Anyway what's the next move with the song and more importantly what about the money? Have you heard from any of the others? Hopefully not. On thinking about it, I am sure the master tapes were left with that Producer guy Phil something - you know - he was the one that kept on trying to get all his mates and girlfriends into the studio (at our expense) to bang tambourines, triangles, trays and teapots and do backing vocals. He was always trying to convince us that we needed a big sound. I remember the fiasco when he tried to get us to record with his entourage at that shopping centre - "Mall of Sound" - my foot! The Hammond organ got stuck in the lift and every two minutes there'd be Security to Level 4 please... or somesuch announcement. Anyway I am sure he had the master tapes and indeed the Peruvian Nose Flute and the 17-stringed Gourd that we used in ground breaking fashion on that very song Pink Dog, which I actually think was one of my best solo efforts..

Yours in music and royalties,

Thursday, 4 December 2008

The Hair of the Dog

Hi Chas… er, I mean Charles. Well actually they’re interested in Pink Dog, which you and I co-wrote. They want to change the words though. It’s for a non-alcoholic champagne called Radish. Or Kangaroo. Or maybe it's pink something... that would make sense. Actually I’ve forgotten. I’ve got the email somewhere.
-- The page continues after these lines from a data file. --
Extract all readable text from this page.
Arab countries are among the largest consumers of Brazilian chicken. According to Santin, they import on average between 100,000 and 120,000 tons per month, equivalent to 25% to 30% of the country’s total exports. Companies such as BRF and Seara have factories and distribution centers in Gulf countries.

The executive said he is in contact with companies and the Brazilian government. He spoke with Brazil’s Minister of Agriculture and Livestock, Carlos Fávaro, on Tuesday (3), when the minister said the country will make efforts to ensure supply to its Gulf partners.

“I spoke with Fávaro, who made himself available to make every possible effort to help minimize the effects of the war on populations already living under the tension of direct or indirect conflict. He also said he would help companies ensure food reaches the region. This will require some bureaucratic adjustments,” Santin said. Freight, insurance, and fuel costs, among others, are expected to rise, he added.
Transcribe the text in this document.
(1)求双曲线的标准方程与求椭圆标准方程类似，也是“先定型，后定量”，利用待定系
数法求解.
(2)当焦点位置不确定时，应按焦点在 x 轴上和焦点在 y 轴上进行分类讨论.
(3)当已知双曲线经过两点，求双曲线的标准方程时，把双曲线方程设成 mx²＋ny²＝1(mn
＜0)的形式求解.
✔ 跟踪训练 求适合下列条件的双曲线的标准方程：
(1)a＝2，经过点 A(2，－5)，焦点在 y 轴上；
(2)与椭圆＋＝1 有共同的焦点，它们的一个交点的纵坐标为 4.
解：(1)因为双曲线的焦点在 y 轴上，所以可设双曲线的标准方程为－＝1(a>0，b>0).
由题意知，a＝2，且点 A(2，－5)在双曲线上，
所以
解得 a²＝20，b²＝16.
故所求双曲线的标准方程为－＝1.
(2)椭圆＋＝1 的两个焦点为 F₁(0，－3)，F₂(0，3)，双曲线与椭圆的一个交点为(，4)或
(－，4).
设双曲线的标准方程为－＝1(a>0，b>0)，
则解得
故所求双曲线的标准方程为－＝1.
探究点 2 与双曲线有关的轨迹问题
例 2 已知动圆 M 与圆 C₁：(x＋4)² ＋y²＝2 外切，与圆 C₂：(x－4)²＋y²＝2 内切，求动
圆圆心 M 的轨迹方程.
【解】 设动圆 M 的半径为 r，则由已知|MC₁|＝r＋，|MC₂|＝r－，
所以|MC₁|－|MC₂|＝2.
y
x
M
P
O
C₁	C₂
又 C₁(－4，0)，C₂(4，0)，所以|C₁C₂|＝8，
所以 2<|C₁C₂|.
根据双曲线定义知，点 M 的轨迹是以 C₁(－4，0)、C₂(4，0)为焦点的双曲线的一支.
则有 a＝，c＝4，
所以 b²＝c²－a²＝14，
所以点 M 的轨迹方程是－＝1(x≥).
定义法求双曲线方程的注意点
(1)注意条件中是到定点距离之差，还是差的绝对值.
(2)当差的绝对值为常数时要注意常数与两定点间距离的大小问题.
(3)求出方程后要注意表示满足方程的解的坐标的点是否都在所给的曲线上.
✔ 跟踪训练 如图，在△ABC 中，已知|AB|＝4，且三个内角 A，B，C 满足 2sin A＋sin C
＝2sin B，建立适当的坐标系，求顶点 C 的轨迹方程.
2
I called Mr Kleinstein but his secretary wasn’t very bright. I tried to explain who I was but she said Mr Kleinstein had never heard of me, which isn't true. I think there was a party going on. Lots of people were laughing in the background.

I said I was sorry about the mouth harp incident. The bowl had been cleaned out since Trevor died. And I thought water improved a mouth harp's tone.

BTW Whatever happened to that blond bird you used to knock around with. The one with the big... well... you know. She was a goer wasn't she?

Give me a ring. I’m still at the old place.